Debit card with one cent positive balance

A wholesaler I deal with at work periodically offers perks to reward their customers who meet certain spending goals. Last month I qualified for a $100 “rebate”.

Previously they’ve sent me a check. This time they sent me a debit/credit card. It had a $100 positive balance. But, after the $100 was spent, it would then act like a credit card. I do not need/want a credit card. I was not happy.

So, I used the debit card to purchase a gift card at my local bar. I specifically purchased a gift card for $99.99, then destroyed the debit/credit card.

According to the paperwork there are no charges/fees as long as a balance remains on the debit card. There was no time limit on using the debit card. So, what will happen with my penny balance?

That’s a new one on me.

If there is no balance left on the card, how could they possibly collect a fee? This is a card you did not apply for, and unless your wholesaler has your SSN this would not go on your credit record.

I think the penny will sit there until the bank considers the account abandoned, which could take years–I’m going to guess seven, if there is no stated time limit.

That being said (sorry, more opinion than fact), I do wonder if you have read the fine print correctly. Some gift cards with credit card branding are reloadable debit cards that you can keep using, rather than being a one-time gift card. Are you sure you don’t have one of those? I just can’t believe that any random person can just open a credit card account for you.

Nope, in fact if I did not keep track of my purchases and spent $105.00, the $5.00 would have been on the credit card. Those rules were very specific. It seems like a kind of “gotcha”. And yes, although I never applied for a credit card from this wholesaler, I have an account with them, so the have my SSN, etc.

I get those rebate cards all the time. You really just use them like a gift card until they’re gone and that’s the end of them.

I had two $50 cards and used them both on a $120 shopping bill. I swiped the first, chose “credit” (instructions say to “use them like a credit card” - as in, don’t type in a PIN, even though the front of the card says “debit card.”) and it was accepted. Then the system said my total was $70. I did the same with the second, it was accepted, said my total was $20. I put in my real credit card to finish it off, and threw the two rebate debit cards in the trash.

There is no mention of these cards (or any previous such cards) on my credit report.

Just toss the cards when you’re done. Or, cut them up and toss them. They’re really just gift cards that can be used anywhere.

Are those rules online, and can you link to them? It seems very, very unlikely to me that someone could open any significant line of credit for you without your explicit consent. I can see the cardholder saying something like “if the merchant makes a mistake and lets you charge more, we can bill you for it,” but turning into a credit card after the spend? A card you never applied for, did a credit check for, or signed for? I can’t imagine that you weren’t misunderstanding something.

I threw away the fine print and destroyed the card, so no.

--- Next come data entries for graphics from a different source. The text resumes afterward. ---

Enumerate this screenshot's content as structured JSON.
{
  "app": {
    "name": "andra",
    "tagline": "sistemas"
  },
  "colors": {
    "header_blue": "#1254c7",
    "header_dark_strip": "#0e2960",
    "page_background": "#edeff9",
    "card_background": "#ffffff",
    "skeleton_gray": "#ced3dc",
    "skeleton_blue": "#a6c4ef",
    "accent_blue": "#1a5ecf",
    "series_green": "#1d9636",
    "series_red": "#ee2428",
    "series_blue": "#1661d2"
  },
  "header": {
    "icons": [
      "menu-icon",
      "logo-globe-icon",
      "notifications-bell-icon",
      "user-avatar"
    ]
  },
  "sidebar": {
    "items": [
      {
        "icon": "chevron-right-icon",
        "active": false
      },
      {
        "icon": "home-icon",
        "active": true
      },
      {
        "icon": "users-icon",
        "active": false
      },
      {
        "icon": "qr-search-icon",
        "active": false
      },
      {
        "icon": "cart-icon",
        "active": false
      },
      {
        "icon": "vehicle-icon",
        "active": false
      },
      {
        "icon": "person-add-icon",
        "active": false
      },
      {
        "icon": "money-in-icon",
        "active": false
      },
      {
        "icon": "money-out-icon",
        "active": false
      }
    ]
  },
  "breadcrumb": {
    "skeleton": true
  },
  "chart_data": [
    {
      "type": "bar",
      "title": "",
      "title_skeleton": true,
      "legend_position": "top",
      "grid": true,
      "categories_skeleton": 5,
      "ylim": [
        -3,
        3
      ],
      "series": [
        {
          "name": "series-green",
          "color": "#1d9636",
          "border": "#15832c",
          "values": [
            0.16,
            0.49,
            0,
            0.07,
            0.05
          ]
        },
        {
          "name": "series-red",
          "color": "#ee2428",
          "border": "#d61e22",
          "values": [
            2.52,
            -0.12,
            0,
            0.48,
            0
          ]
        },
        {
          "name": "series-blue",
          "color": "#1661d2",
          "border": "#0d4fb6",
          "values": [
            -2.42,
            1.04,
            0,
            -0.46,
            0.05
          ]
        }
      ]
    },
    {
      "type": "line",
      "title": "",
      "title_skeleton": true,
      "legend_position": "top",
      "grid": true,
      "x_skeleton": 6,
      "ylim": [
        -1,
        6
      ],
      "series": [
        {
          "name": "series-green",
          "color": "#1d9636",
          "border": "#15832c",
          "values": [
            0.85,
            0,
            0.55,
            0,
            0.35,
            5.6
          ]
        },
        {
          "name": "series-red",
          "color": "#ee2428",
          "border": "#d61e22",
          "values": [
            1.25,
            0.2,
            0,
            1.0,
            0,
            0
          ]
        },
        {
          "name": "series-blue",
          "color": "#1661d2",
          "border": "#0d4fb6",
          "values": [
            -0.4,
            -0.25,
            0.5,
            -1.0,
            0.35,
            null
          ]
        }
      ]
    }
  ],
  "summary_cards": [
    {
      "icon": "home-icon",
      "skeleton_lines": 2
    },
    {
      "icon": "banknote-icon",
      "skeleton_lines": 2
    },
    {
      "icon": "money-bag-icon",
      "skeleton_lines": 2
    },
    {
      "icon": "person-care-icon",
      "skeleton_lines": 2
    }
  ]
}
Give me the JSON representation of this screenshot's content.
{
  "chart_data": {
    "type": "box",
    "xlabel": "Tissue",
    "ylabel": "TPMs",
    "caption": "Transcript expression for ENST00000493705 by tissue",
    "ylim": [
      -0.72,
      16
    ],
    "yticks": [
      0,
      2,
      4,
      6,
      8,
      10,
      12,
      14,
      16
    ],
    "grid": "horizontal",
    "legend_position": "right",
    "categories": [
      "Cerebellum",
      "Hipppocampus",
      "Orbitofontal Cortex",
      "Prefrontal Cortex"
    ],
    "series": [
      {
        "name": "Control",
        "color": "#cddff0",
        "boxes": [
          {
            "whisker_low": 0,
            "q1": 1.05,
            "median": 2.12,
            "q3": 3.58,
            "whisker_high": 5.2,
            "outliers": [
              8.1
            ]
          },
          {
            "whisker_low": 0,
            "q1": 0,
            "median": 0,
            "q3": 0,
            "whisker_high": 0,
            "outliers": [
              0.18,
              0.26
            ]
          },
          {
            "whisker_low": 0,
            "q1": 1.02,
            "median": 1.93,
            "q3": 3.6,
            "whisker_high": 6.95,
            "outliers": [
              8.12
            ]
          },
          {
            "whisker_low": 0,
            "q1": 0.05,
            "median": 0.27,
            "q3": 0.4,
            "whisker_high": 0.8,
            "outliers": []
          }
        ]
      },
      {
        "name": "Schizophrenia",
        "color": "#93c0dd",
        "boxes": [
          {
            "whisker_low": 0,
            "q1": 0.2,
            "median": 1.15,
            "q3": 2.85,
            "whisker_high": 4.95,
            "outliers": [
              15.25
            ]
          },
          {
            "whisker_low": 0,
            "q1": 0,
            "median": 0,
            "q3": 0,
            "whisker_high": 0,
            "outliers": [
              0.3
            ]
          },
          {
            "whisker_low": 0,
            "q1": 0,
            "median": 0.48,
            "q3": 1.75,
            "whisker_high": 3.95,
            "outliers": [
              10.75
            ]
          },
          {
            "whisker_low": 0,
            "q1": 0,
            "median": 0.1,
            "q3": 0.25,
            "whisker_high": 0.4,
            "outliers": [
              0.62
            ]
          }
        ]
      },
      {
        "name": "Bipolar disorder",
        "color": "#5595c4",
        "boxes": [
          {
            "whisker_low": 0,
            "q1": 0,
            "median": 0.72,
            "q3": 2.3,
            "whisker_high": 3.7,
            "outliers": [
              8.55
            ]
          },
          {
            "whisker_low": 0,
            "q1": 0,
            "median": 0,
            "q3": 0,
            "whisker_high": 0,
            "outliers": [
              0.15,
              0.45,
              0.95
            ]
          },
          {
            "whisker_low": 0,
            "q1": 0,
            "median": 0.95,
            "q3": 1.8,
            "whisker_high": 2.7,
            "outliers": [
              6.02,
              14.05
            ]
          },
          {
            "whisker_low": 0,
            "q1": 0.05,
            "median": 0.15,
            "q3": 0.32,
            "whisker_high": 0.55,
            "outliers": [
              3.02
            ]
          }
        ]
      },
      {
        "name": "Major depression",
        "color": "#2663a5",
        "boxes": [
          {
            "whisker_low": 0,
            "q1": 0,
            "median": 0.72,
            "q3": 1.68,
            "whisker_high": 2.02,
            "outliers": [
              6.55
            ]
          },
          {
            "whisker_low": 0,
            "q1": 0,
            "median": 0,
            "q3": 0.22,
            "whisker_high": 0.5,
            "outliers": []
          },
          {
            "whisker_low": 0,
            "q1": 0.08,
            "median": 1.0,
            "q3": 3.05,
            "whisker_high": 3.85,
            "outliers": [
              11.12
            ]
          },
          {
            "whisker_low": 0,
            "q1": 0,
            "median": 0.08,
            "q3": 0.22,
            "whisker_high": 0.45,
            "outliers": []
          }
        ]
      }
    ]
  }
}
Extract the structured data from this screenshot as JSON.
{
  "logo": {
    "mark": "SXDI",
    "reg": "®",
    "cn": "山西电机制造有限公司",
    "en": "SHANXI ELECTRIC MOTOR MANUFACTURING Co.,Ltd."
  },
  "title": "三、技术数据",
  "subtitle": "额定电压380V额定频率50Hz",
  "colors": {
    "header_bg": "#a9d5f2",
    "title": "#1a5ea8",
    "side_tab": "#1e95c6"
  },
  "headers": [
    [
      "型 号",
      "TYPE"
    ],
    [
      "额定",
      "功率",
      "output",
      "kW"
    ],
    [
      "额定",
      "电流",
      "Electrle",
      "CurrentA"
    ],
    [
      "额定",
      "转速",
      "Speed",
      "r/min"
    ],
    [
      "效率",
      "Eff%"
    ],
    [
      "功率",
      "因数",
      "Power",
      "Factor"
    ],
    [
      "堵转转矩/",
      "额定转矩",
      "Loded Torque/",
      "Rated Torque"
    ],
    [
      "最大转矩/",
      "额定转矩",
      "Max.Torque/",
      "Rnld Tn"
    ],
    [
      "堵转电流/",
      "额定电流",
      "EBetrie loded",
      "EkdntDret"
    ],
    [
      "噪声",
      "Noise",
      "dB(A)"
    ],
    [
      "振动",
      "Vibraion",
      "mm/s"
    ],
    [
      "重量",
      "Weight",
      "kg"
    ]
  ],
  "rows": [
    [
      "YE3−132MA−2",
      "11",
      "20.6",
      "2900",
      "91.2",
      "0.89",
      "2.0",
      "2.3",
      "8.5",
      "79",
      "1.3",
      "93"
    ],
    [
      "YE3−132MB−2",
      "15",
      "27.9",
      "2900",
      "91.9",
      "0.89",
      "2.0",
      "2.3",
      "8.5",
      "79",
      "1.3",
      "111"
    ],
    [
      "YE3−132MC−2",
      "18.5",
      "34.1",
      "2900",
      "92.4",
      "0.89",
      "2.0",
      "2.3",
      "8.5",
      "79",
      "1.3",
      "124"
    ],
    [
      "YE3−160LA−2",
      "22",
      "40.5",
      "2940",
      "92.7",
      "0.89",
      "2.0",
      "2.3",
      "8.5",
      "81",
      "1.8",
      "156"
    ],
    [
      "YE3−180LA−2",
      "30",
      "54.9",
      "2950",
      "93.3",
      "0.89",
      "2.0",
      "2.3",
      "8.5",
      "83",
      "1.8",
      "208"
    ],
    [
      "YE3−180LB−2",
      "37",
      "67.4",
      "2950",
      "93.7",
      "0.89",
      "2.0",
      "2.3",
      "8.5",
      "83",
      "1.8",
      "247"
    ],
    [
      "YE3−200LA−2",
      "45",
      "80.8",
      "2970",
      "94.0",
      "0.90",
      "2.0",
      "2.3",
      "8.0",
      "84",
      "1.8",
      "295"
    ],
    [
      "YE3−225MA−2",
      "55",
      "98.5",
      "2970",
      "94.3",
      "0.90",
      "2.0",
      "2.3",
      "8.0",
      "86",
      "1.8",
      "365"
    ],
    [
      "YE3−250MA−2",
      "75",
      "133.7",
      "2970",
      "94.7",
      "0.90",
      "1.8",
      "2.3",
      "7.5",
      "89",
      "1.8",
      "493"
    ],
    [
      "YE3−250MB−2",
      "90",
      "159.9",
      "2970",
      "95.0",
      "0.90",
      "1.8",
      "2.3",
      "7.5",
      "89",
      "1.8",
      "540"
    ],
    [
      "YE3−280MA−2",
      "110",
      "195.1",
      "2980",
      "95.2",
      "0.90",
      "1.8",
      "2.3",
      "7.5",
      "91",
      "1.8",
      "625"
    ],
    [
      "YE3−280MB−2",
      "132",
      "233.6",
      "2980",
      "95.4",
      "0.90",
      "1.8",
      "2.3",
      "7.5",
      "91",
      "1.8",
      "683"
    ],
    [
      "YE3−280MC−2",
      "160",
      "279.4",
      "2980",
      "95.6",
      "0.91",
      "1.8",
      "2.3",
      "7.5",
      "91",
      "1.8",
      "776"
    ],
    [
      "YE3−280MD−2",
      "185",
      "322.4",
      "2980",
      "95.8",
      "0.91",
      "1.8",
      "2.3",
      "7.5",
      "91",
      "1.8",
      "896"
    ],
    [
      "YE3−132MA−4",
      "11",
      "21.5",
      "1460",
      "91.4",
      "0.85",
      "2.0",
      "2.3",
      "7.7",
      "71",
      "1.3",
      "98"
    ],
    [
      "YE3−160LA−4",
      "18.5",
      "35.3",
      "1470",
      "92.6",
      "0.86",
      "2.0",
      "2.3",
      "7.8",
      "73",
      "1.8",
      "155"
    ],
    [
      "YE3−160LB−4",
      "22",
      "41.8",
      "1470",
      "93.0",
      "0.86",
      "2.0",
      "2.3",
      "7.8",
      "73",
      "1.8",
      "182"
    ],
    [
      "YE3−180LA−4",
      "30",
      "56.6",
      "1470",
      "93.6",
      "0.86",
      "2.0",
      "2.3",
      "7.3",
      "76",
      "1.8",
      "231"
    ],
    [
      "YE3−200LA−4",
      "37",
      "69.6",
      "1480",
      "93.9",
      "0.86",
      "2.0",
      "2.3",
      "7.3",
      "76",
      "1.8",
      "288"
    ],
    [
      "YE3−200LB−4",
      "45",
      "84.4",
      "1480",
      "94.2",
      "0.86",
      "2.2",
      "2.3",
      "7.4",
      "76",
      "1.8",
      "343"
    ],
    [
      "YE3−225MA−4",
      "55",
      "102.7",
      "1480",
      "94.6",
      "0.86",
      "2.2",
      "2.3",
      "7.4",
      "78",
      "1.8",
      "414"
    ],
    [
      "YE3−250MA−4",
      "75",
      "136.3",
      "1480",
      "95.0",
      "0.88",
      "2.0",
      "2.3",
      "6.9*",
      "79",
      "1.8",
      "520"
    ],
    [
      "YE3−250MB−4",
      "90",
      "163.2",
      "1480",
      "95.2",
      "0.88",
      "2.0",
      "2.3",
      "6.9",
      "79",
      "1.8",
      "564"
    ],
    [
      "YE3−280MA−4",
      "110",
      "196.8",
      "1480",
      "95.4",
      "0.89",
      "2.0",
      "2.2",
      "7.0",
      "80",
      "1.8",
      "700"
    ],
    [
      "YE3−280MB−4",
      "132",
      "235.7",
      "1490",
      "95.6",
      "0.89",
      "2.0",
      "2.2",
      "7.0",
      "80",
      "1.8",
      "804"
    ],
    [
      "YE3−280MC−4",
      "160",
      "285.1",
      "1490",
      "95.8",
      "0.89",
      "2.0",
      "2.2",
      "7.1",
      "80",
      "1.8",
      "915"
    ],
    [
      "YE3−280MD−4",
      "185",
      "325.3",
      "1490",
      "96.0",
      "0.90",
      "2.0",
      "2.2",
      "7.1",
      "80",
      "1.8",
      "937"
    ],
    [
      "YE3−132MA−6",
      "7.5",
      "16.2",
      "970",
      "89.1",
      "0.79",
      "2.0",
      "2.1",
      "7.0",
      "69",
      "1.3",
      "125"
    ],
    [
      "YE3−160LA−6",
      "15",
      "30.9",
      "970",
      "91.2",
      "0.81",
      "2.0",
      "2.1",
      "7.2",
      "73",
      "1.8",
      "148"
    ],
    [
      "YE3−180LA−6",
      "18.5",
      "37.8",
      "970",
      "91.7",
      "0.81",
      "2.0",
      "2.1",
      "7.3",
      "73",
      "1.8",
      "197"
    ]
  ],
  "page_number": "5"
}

But I read and reread the instructions for use, and yeah, I was also surprised. It couldn’t be used at an ATM, had no PIN, and for charges made in excess of the $100 positive balance it would be treated as a credit card and I’d get monthly statements. I’ve gotten debit cards before as rebates, never one that “became” a credit card, though.

If the wholesaler offers this again, I will save the material, although I am hesitant to accept another rebate in this form.

ETA: I do have a significant line of credit with the wholesaler. Some months I spend 8 - 10,000 (and pay it off when due).

OK, I had to activate the card prior to use, and I remember using my phone to do that. I looked at my iPhone browser history, but it is Safari on my phone and tablet and I use my iPad a lot.

I’ll try scrolling through history on my iPad tonight.

If I get a gift credit card, I immediately spend the entire balance on Amazon credit for myself, and then immediately claim that. No messing around with partial cards or having to remember how much is left, and Amazon credit is basically identical to cash for me.

Might not be the answer, but I have one credit card that will send a check for the credit balance after three months.

I always round up when I pay.

So, be on the lookout for that One Cent check. :wink: (Nah. It’ll get written off)

I was happy when I figured it out. Just convert to an Amazon gift card to myself and chuck it. No more leftover pennies (or more).

Oddly enough, I once overpaid my wife’s credit card, which she hardly ever uses, by two cents. When I realized my error I thought they would simply carry the two-cent credit balance on the account, until one day she uses it again.

You would think…but you would be wrong.

They mailed her a check for two cents.

I’d be a little wary since they said it would turn into a credit card, and they do have your info required to open a line of credit. The face that it can turn into a credit card after using the available balance seems like they would have to have added a line or credit that would be on your credit report. You may want to have it removed if possible if you dont want it there, or risk some loophole that activates they card to start charging fees or whatnot.